Filmemacher Dieter Schumann hat es mit Fragen, Beharrlichkeit und vermutlich auch dem einen oder anderen Bier, das er mittrank, geschafft, für eine Zeit auch dazuzugehören und zuhören zu dürfen. Im Kiosk – in anderen Gegenden der Republik eher als Kneipe bekannt – hört er sich Geschichten und Bekenntnisse an. Das sind keine feinen Gespräche, Weniges ergibt einen tieferen Sinn. Schumann erweist sich indes als durchaus angenehmer Frager, der statt journalistischem Biss das Instrument der Aufmerksamkeit nutzt.
Viele Menschen haben einfach Wut im Bauch, die sich mit dem Alkohol zu einem gärigen Gemisch verbindet. Doch hinter manch herausgepoppter Meinung verbirgt sich tiefe Ideenlosigkeit. Als in Boizenburg Flüchtlinge auftauchen, sind die schnell jene, denen man alles schenkt, die alles bekommen.
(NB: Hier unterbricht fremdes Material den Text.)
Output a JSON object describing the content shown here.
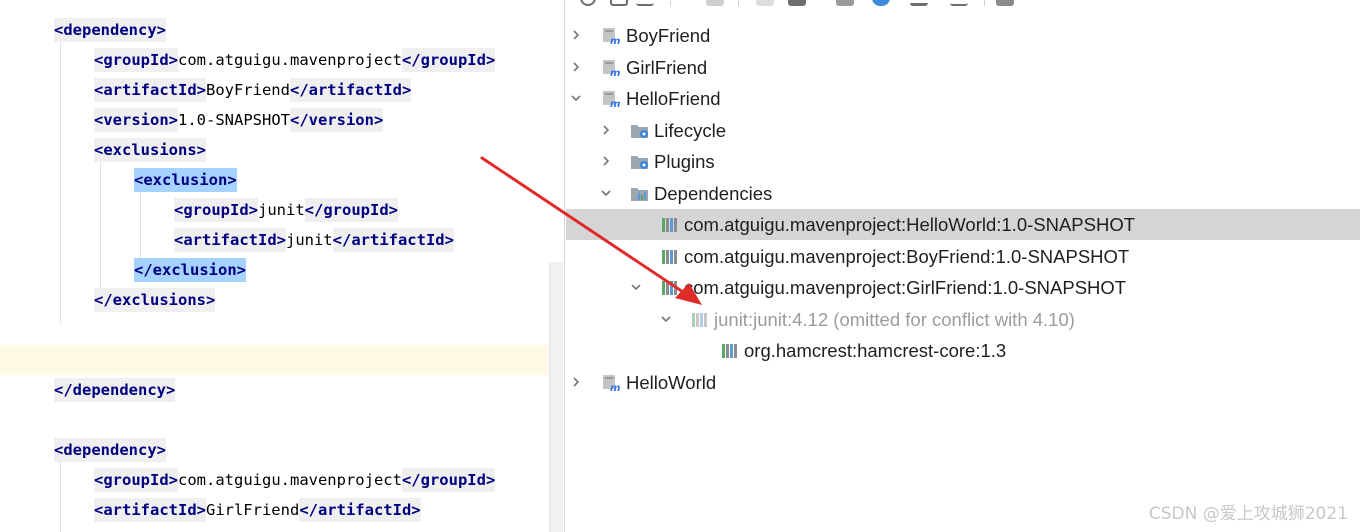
{
  "editor": {
    "lines": [
      {
        "parts": [
          {
            "k": "tag",
            "t": "<dependency>"
          }
        ]
      },
      {
        "parts": [
          {
            "k": "tag",
            "t": "<groupId>"
          },
          {
            "k": "txt",
            "t": "com.atguigu.mavenproject"
          },
          {
            "k": "tag",
            "t": "</groupId>"
          }
        ]
      },
      {
        "parts": [
          {
            "k": "tag",
            "t": "<artifactId>"
          },
          {
            "k": "txt",
            "t": "BoyFriend"
          },
          {
            "k": "tag",
            "t": "</artifactId>"
          }
        ]
      },
      {
        "parts": [
          {
            "k": "tag",
            "t": "<version>"
          },
          {
            "k": "txt",
            "t": "1.0-SNAPSHOT"
          },
          {
            "k": "tag",
            "t": "</version>"
          }
        ]
      },
      {
        "parts": [
          {
            "k": "tag",
            "t": "<exclusions>"
          }
        ]
      },
      {
        "parts": [
          {
            "k": "hl",
            "t": "<exclusion>"
          }
        ]
      },
      {
        "parts": [
          {
            "k": "tag",
            "t": "<groupId>"
          },
          {
            "k": "txt",
            "t": "junit"
          },
          {
            "k": "tag",
            "t": "</groupId>"
          }
        ]
      },
      {
        "parts": [
          {
            "k": "tag",
            "t": "<artifactId>"
          },
          {
            "k": "txt",
            "t": "junit"
          },
          {
            "k": "tag",
            "t": "</artifactId>"
          }
        ]
      },
      {
        "parts": [
          {
            "k": "hl",
            "t": "</exclusion>"
          }
        ]
      },
      {
        "parts": [
          {
            "k": "tag",
            "t": "</exclusions>"
          }
        ]
      },
      {
        "parts": []
      },
      {
        "parts": []
      },
      {
        "parts": [
          {
            "k": "tag",
            "t": "</dependency>"
          }
        ]
      },
      {
        "parts": []
      },
      {
        "parts": [
          {
            "k": "tag",
            "t": "<dependency>"
          }
        ]
      },
      {
        "parts": [
          {
            "k": "tag",
            "t": "<groupId>"
          },
          {
            "k": "txt",
            "t": "com.atguigu.mavenproject"
          },
          {
            "k": "tag",
            "t": "</groupId>"
          }
        ]
      },
      {
        "parts": [
          {
            "k": "tag",
            "t": "<artifactId>"
          },
          {
            "k": "txt",
            "t": "GirlFriend"
          },
          {
            "k": "tag",
            "t": "</artifactId>"
          }
        ]
      }
    ]
  },
  "maven_tree": {
    "nodes": [
      {
        "label": "BoyFriend",
        "icon": "maven-module-icon",
        "expander": "collapsed"
      },
      {
        "label": "GirlFriend",
        "icon": "maven-module-icon",
        "expander": "collapsed"
      },
      {
        "label": "HelloFriend",
        "icon": "maven-module-icon",
        "expander": "expanded"
      },
      {
        "label": "Lifecycle",
        "icon": "lifecycle-folder-icon",
        "expander": "collapsed"
      },
      {
        "label": "Plugins",
        "icon": "plugins-folder-icon",
        "expander": "collapsed"
      },
      {
        "label": "Dependencies",
        "icon": "dependencies-folder-icon",
        "expander": "expanded"
      },
      {
        "label": "com.atguigu.mavenproject:HelloWorld:1.0-SNAPSHOT",
        "icon": "library-icon",
        "expander": "none",
        "selected": true
      },
      {
        "label": "com.atguigu.mavenproject:BoyFriend:1.0-SNAPSHOT",
        "icon": "library-icon",
        "expander": "none"
      },
      {
        "label": "com.atguigu.mavenproject:GirlFriend:1.0-SNAPSHOT",
        "icon": "library-icon",
        "expander": "expanded"
      },
      {
        "label": "junit:junit:4.12 (omitted for conflict with 4.10)",
        "icon": "library-icon",
        "expander": "expanded",
        "dimmed": true
      },
      {
        "label": "org.hamcrest:hamcrest-core:1.3",
        "icon": "library-icon",
        "expander": "none"
      },
      {
        "label": "HelloWorld",
        "icon": "maven-module-icon",
        "expander": "collapsed"
      }
    ]
  },
  "annotation": {
    "arrow_color": "#e02b2b"
  },
  "watermark": "CSDN @爱上攻城狮2021"
}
Die sind die und wir sind wir. Wir, das Volk. Leider gelingt es dem Film nicht, eine wirkliche Verbindung zwischen Flüchtlingen und Kioskbesuchern herzustellen. Das Filmteam dokumentiert zwei sich sprachlos gegenüber stehende Welten. Die eingestreuten Interviewsequenzen mit den Flüchtlingen sprechen dennoch für sich: Hier können sich Menschen über alle Sprachbarrieren hinweg ausdrücken. Die anderen machen noch eine Flasche auf.
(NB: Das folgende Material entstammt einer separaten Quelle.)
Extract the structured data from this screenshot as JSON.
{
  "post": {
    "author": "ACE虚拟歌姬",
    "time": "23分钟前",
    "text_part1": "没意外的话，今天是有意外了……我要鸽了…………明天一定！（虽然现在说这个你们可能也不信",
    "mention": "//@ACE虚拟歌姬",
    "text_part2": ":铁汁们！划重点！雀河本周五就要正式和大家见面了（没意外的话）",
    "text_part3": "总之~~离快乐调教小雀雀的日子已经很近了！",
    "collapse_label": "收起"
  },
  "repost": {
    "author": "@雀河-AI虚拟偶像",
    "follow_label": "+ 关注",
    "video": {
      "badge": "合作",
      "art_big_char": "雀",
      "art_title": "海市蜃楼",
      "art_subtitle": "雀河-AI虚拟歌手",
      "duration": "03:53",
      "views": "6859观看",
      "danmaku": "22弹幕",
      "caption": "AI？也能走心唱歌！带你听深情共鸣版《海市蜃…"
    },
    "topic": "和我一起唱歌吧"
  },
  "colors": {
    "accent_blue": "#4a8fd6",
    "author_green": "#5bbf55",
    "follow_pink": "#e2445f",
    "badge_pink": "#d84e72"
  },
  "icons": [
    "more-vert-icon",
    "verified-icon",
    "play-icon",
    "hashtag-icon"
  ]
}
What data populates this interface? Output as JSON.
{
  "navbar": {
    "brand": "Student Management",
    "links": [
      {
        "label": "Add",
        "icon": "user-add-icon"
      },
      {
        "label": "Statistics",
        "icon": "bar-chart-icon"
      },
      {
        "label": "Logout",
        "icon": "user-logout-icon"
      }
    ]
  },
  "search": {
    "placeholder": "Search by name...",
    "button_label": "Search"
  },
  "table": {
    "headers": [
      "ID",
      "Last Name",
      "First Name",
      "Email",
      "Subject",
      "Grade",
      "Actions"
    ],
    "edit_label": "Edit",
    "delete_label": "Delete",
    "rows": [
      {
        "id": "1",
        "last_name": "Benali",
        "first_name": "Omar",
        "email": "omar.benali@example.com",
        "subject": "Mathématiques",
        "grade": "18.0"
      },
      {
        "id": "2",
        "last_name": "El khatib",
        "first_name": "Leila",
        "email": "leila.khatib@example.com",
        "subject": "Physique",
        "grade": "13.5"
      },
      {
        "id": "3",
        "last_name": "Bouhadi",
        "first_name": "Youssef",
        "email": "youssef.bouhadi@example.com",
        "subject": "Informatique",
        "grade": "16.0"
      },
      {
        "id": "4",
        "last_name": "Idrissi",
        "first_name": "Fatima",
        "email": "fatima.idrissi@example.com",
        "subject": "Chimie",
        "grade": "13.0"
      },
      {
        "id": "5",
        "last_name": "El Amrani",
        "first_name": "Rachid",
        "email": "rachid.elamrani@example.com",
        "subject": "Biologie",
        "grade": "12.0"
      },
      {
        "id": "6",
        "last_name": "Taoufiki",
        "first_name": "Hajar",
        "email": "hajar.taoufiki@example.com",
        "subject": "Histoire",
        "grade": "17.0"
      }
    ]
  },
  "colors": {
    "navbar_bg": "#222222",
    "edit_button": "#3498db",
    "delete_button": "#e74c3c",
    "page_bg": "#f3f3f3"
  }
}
Mit den Boizenburgern, von denen die meisten auf den kleinsten gemeinsamen Nenner alles setzen – nämlich auf den, in Deutschland geboren zu sein; oder zumindest in einem Stadt namens DDR, der mal Deutschland im Namen hatte – ist die Verständigung ungleich schwieriger. Aber sie trägt dennoch Früchte Der eine etwa, der feststellte, dass er hier einfach nur noch ohne Sinn herumhänge, erzählt dann noch von seinem einzigen Urlaub. Florida musste es sein – weil er ein absoluter Fan der TV-Serie »Miami Vice« war. Jetzt hofft er, dass vielleicht ein Engel kommt, der ihn hier herausholt. Blond gelockt oder mit schwarzen Haaren. Denn verlieben könne man sich ja immer.
Solange es Träume gibt, ist Boizenburg nicht verloren.